Lipotransfer represents a technical revolution in plastic surgery and is increasingly used worldwide. Although known for several decades, lipofilling has only recently found widespread use in patients with breast cancer to improve the results of breast reconstructions and to correct deformities after conservative treatment. The plastic surgery literature underlines the technique’s versatility and the quality of the results, showing lipofilling as an effective cosmetic procedure and proposing it as a safe, neutral biological material that is able to restore the body contour. Several studies underline the power of transferred fat to regenerate blood supply in skin disorders following radiotherapy.

Key points

  • Biological considerations: review of experimental research and translational studies.

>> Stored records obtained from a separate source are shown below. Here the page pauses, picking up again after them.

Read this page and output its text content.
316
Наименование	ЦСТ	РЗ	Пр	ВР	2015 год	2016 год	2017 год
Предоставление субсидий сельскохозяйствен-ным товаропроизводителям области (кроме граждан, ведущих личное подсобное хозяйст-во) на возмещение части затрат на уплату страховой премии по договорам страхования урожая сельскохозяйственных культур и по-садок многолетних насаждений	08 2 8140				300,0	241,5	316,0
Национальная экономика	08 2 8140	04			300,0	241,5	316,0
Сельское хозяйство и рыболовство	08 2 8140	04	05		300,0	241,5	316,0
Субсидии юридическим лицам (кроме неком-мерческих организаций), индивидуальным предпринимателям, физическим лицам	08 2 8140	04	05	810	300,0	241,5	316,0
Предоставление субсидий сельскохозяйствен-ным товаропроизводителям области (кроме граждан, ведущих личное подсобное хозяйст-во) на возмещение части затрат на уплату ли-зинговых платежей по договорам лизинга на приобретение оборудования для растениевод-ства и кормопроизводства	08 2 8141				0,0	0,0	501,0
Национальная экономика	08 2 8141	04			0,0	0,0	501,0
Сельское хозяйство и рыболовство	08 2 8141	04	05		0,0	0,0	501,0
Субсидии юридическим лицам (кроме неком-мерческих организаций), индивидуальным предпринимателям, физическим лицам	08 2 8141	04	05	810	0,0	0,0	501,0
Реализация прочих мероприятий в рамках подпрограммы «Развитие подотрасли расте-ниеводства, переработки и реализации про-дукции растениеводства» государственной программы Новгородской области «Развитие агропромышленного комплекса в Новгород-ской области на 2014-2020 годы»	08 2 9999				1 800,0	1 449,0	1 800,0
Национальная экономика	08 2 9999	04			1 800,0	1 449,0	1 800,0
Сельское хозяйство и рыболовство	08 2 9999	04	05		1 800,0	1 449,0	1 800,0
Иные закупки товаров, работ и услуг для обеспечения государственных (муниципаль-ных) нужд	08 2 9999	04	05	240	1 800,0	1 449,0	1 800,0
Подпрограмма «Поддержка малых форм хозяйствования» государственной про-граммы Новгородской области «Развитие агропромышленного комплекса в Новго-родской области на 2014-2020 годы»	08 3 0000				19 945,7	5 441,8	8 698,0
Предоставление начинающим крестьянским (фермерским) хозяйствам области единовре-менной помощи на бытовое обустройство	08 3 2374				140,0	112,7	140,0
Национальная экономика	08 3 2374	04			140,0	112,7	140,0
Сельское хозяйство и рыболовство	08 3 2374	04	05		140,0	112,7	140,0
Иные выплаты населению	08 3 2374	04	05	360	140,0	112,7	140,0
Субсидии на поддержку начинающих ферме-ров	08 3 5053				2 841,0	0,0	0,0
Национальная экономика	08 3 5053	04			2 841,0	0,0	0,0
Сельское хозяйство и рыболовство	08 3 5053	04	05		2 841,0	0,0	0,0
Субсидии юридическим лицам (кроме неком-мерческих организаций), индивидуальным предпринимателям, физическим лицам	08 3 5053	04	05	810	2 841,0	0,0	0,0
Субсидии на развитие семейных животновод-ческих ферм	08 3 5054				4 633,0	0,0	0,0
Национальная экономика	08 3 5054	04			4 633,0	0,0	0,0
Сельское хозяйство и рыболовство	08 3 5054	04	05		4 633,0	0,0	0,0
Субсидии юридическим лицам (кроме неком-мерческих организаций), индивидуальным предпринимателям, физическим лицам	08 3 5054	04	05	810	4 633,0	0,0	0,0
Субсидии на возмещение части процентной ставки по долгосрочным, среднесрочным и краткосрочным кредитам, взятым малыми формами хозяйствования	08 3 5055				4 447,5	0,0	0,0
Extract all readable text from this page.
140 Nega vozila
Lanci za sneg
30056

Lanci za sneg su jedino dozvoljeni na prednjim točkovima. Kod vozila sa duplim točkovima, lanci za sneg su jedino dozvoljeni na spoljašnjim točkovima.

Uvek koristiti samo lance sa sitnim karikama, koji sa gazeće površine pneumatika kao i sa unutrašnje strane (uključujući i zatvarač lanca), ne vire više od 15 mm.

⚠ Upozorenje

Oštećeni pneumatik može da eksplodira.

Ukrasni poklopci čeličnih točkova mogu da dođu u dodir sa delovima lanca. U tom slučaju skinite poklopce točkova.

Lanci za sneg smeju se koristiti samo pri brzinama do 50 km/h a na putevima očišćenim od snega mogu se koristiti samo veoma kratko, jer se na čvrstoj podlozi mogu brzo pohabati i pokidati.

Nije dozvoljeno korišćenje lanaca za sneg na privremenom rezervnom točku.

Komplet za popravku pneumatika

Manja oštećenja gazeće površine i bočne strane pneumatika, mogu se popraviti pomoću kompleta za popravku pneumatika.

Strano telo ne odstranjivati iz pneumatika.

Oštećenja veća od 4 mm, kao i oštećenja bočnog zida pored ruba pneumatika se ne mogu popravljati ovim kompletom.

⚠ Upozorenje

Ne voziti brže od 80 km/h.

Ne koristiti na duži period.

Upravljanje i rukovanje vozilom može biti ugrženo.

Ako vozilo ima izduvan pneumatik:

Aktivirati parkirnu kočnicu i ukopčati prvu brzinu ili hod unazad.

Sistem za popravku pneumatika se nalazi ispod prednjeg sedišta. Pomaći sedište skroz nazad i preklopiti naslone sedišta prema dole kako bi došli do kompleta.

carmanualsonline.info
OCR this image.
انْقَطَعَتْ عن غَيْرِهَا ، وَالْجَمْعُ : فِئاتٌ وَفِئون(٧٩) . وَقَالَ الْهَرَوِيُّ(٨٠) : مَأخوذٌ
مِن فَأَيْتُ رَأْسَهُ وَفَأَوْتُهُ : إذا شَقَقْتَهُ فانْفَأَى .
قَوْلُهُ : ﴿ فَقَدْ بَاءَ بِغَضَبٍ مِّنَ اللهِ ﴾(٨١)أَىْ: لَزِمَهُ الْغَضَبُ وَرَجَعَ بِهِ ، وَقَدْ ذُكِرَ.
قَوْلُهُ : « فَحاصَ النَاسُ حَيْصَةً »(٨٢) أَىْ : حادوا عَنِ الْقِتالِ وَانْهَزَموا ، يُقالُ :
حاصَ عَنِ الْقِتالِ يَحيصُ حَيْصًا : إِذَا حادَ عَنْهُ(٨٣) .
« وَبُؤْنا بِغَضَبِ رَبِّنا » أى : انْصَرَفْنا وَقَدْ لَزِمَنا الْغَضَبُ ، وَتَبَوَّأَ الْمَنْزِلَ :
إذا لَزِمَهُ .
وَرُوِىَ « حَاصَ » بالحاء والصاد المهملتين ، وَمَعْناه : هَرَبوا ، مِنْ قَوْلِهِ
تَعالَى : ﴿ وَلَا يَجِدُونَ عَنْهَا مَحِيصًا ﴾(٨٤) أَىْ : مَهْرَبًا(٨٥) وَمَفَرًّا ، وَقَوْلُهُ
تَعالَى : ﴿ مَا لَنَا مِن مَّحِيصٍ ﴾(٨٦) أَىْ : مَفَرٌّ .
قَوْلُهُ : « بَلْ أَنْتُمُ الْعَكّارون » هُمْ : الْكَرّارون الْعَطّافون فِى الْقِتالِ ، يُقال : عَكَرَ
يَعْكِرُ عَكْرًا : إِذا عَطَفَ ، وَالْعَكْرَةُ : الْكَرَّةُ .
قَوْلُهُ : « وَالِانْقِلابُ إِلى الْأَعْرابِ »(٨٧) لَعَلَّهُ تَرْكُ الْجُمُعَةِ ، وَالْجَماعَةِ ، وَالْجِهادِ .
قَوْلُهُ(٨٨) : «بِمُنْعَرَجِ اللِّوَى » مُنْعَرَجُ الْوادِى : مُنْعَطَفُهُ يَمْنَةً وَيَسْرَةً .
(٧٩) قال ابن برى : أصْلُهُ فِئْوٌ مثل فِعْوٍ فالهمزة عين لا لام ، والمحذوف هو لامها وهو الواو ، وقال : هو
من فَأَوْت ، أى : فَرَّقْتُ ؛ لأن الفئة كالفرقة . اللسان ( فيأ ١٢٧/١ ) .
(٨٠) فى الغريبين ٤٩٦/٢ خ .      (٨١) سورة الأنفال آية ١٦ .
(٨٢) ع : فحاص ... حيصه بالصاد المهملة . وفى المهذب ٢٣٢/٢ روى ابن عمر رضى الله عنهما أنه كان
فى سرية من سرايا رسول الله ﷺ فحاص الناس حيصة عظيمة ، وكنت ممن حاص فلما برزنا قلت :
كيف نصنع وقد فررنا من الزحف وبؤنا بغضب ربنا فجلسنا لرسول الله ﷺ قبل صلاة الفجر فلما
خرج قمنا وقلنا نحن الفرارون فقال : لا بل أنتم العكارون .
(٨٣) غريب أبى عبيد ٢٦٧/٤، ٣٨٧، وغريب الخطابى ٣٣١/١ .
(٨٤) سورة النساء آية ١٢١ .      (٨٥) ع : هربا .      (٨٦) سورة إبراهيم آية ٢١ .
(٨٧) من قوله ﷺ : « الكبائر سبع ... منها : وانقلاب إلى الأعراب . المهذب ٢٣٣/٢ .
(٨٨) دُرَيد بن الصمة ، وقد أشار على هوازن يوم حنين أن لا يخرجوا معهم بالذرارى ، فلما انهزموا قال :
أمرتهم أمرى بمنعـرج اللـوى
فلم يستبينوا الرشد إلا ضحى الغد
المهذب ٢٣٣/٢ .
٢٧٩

  • Technique: differentiate the transfer technique with simple purification of the fat or an enrichment technique.

  • Clinical evaluation based on a reliable statistical method to limit the risk of bias.

  • Randomized trial is the best method but is not realistic in plastic surgery indications (patients refuse to submit to the surgeon choice).

  • Prospective studies are more reliable than retrospective studies but require long accrual periods.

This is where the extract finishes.